First World Problems

I’ve been in my flat for just over a week now, I’ve unpacked as much as I can until I purchase more bookcases and it’s starting to feel like home. The living room is a wonderful big space with lots of light, the kitchen is way bigger than my simple needs but allows me to eat at a table every night and the location is wonderful. But, there is one thing missing.

No, not the cat.

An internet connection!

It’s getting installed at the end of the month and whilst I have missed it I’ve gotten by quite well using my iPhone, although it’s fair to say any ‘smartphone’ would’ve done and it’s definitely saved my arse several times this past week as I’ve been organising new direct debits, checking addresses and names, not to mention the myriad of phone numbers I’ve had to contact.

I have gotten so used to having a permanent connection to the web that I’m still finding myself thinking “I’ll just check…” or “I’m bored I’ll see what’s online…” or any other of the many and plentiful (and usually pointless but entertaining) reasons for using the internet that it still catches me out. Suffice to say that, when you include the fact that for the best part of the first week I didn’t have any more than the five terrestial channels, the whole thing has been a bit of a culture shock.

It’s not like I didn’t have anything to do mind you, those boxes didn’t unpack themselves (and I won’t even START on the fiasco that actually selling the house has turned into… I’ll save that for another time), but did mean that my entertainment was largely confined to listening to some music, reading a book, watching a DVD or firing up the PlayStation.

Or tidying and cleaning and unpacking and building furniture and shuffling the last possessions between the house and the flat and far too many trips to charity shops and the local dump and lawyers offices and so on.

All in all it’s been an odd and jarring experience to have my access to the internet, and all the TV channels that I used to get on Sky, removed so abruptly.

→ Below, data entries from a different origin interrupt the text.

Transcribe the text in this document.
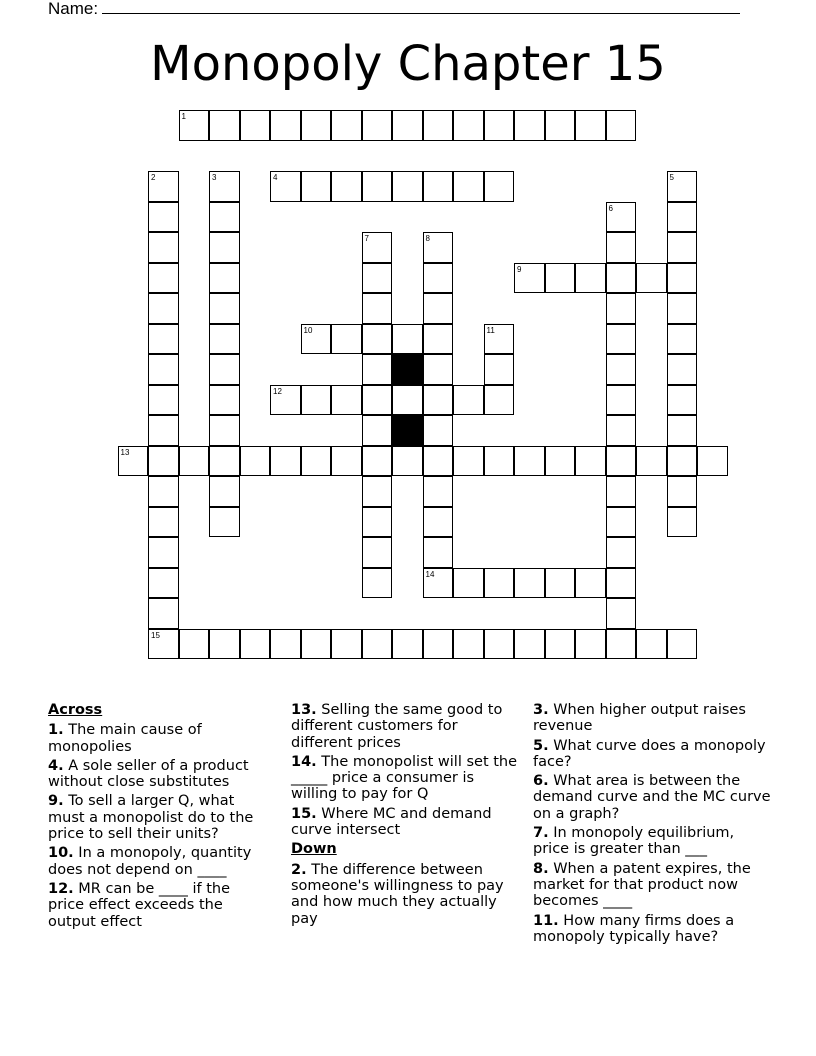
Name:
Monopoly Chapter 15
1
2	3	4	5
6
7	8
9
10	11
12
13
14
15
Across
1. The main cause of monopolies
4. A sole seller of a product without close substitutes
9. To sell a larger Q, what must a monopolist do to the price to sell their units?
10. In a monopoly, quantity does not depend on ____
12. MR can be ____ if the price effect exceeds the output effect
13. Selling the same good to different customers for different prices
14. The monopolist will set the _____ price a consumer is willing to pay for Q
15. Where MC and demand curve intersect
Down
2. The difference between someone's willingness to pay and how much they actually pay
3. When higher output raises revenue
5. What curve does a monopoly face?
6. What area is between the demand curve and the MC curve on a graph?
7. In monopoly equilibrium, price is greater than ___
8. When a patent expires, the market for that product now becomes ____
11. How many firms does a monopoly typically have?
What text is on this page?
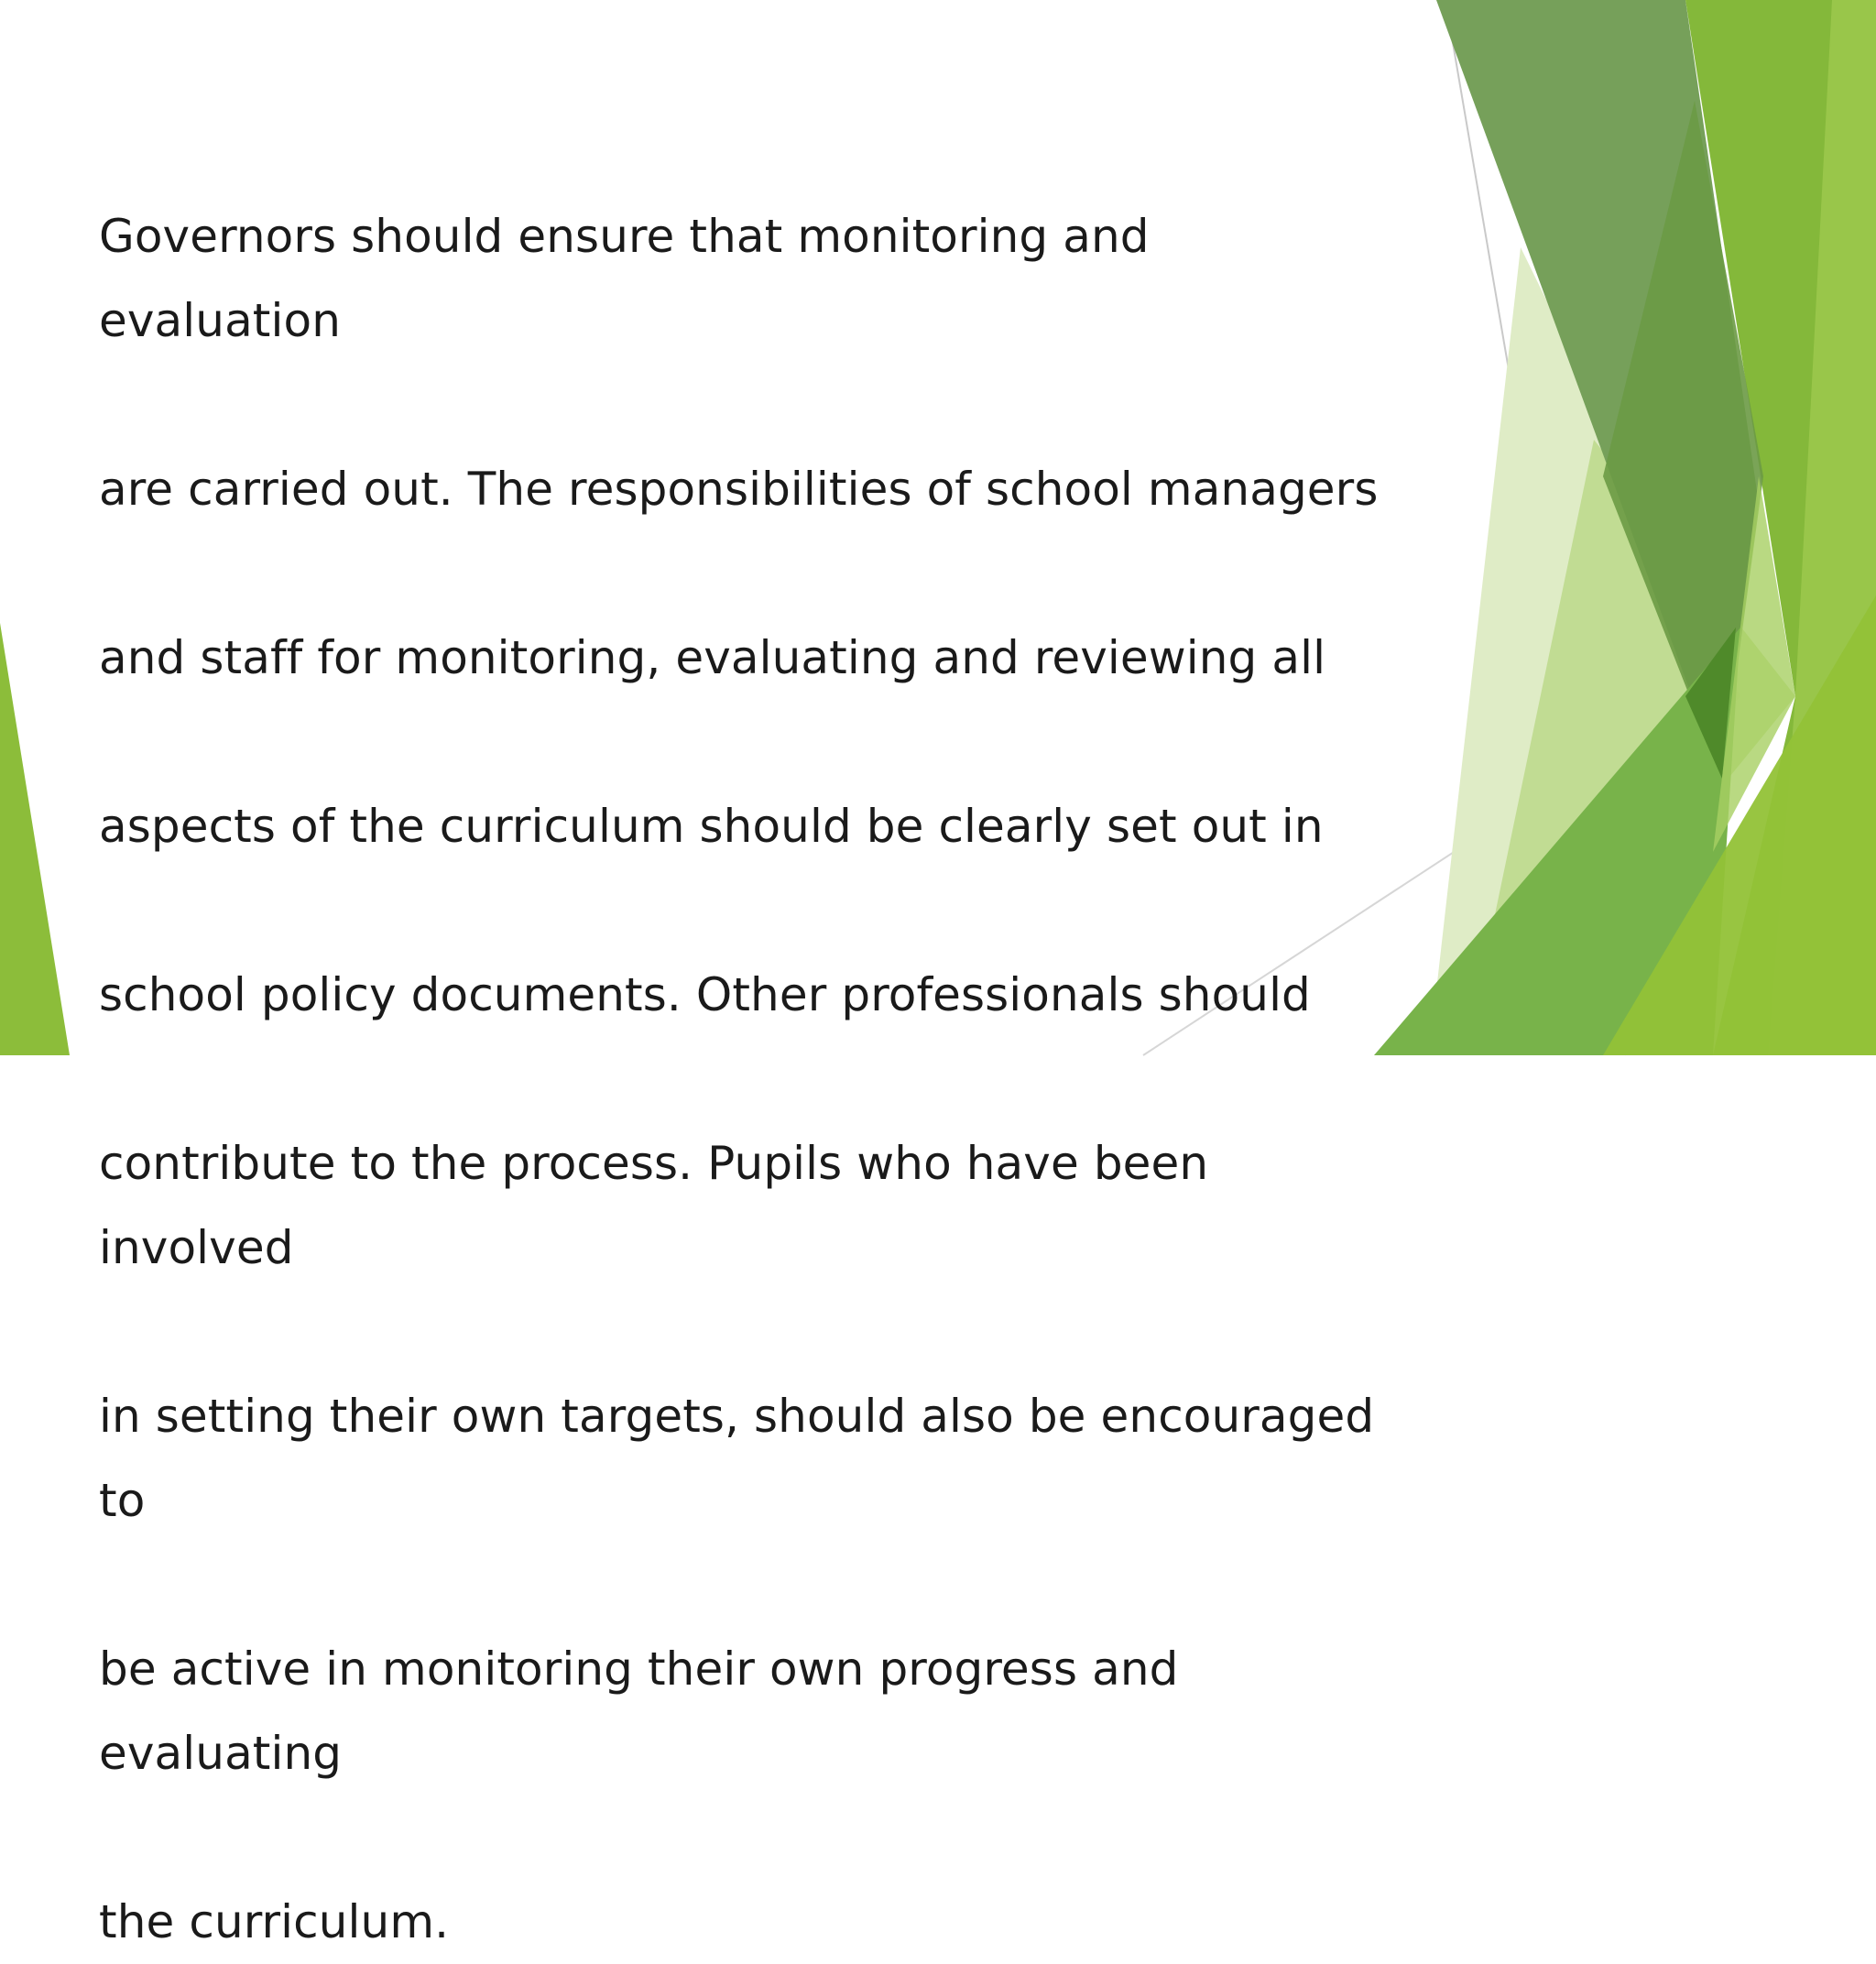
Governors should ensure that monitoring and evaluation

are carried out. The responsibilities of school managers

and staff for monitoring, evaluating and reviewing all

aspects of the curriculum should be clearly set out in

school policy documents. Other professionals should

contribute to the process. Pupils who have been involved

in setting their own targets, should also be encouraged to

be active in monitoring their own progress and evaluating

the curriculum.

Jarring but also quite liberating.

I’ve found myself much more productive without all of those distractions. I’ve hardly read any books yet as they are still packed in boxes, and I find gaming wears on me after a while, most terrestial TV is complete dross and so I either commit to watching a movie or spend 30 mins sorting through a box, or shuffling items between rooms. That 30 mins soon stretches to an hour or two and before I know it I’ve finished unpacking the kitchen.

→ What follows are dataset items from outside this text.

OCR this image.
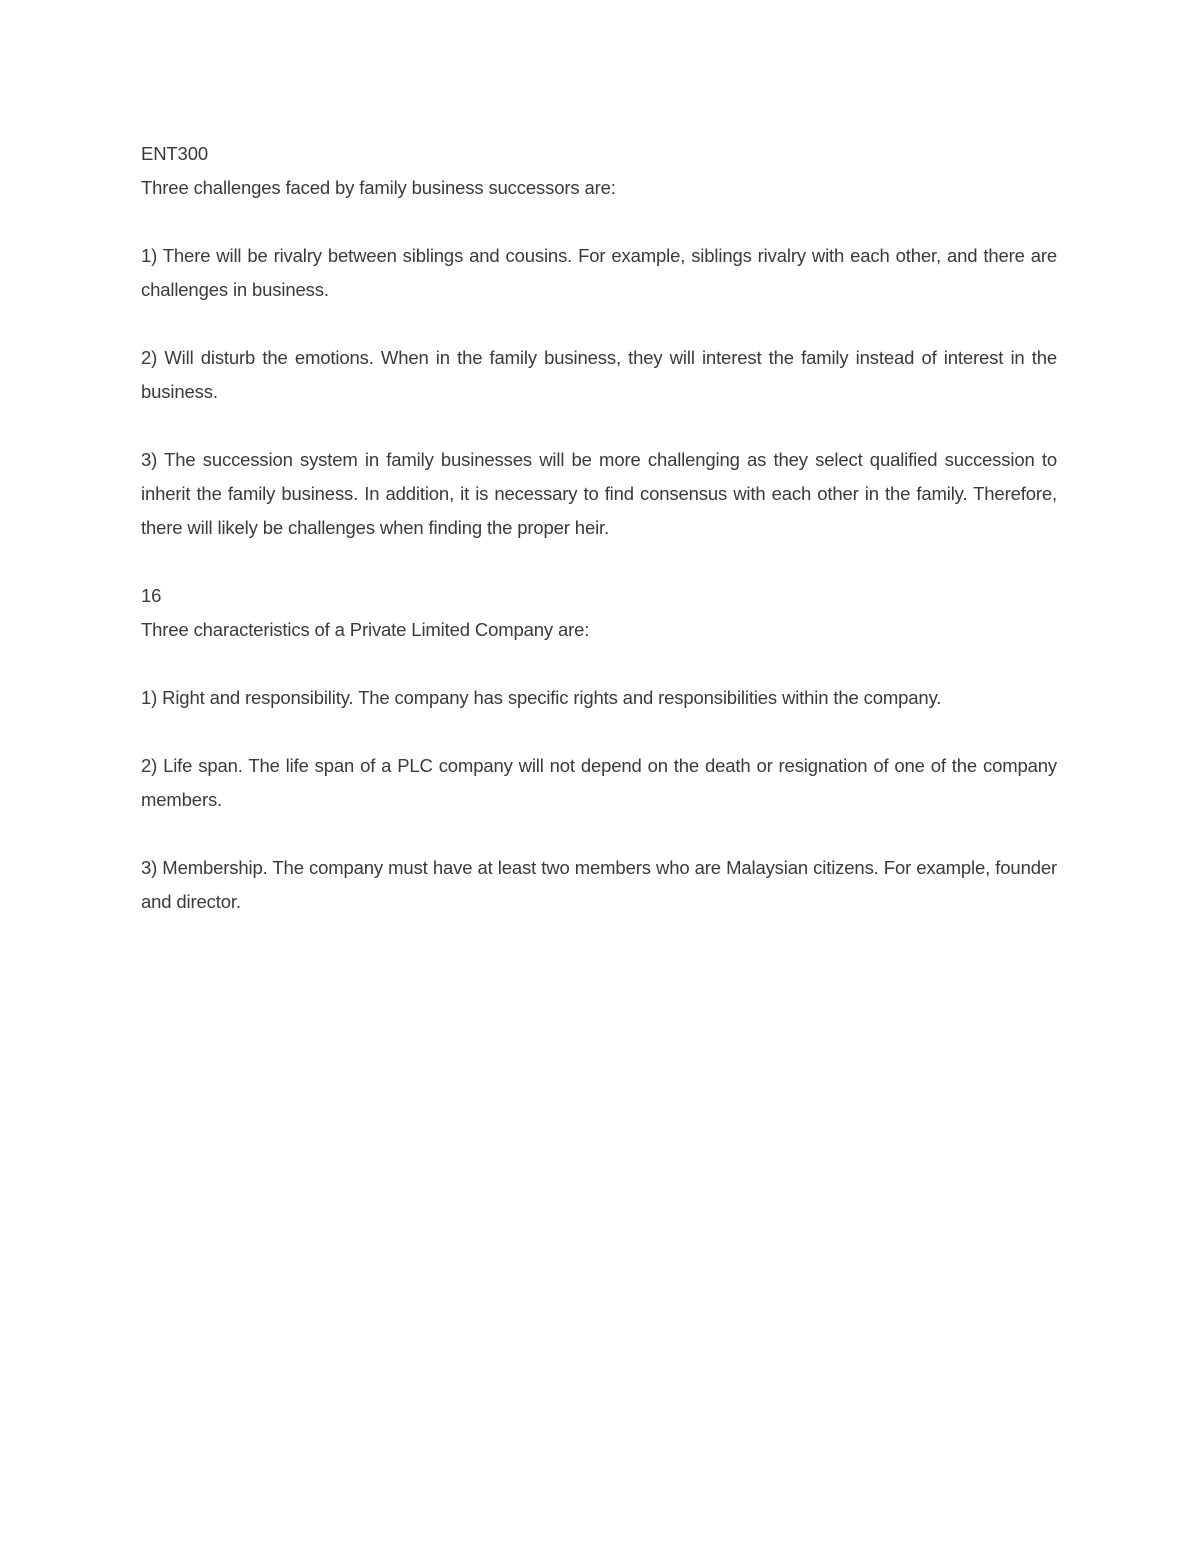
ENT300

Three challenges faced by family business successors are:

1) There will be rivalry between siblings and cousins. For example, siblings rivalry with each other, and there are challenges in business.

2) Will disturb the emotions. When in the family business, they will interest the family instead of interest in the business.

3) The succession system in family businesses will be more challenging as they select qualified succession to inherit the family business. In addition, it is necessary to find consensus with each other in the family. Therefore, there will likely be challenges when finding the proper heir.

16

Three characteristics of a Private Limited Company are:

1) Right and responsibility. The company has specific rights and responsibilities within the company.

2) Life span. The life span of a PLC company will not depend on the death or resignation of one of the company members.

3) Membership. The company must have at least two members who are Malaysian citizens. For example, founder and director.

I built my new desk and got my PC up and running and, despite having a fair amount of video content on there I found myself more inclined to pop some music on and do some writing (most of it complete tosh but I still enjoy the process).

All in all I’ve quite enjoyed that lo-tech week.

I’ve got freeview now, and a nice wee PVR system which uses the PlayStation (Play TV if you are interested), so at least I can record shows I want to see which should open up the TV a bit more, but I’m hoping that I’ll hold true to my plans and stick with a more considered approach. I’ll always be busy, it’s in my nature, but I’m hoping to keep the focus I’ve developed over the past week.

Mind you, I am looking forward to spending a weekend on the sofa soon. Yes. All weekend. Nothing but me, some movies and several boxes of Jaffa cakes.

2 comments

  1. In theory, it always seems as if most people wouldn’t survive without full time internet connection and other tech luxuries, but it is doable, especially if you have something to occupy your time.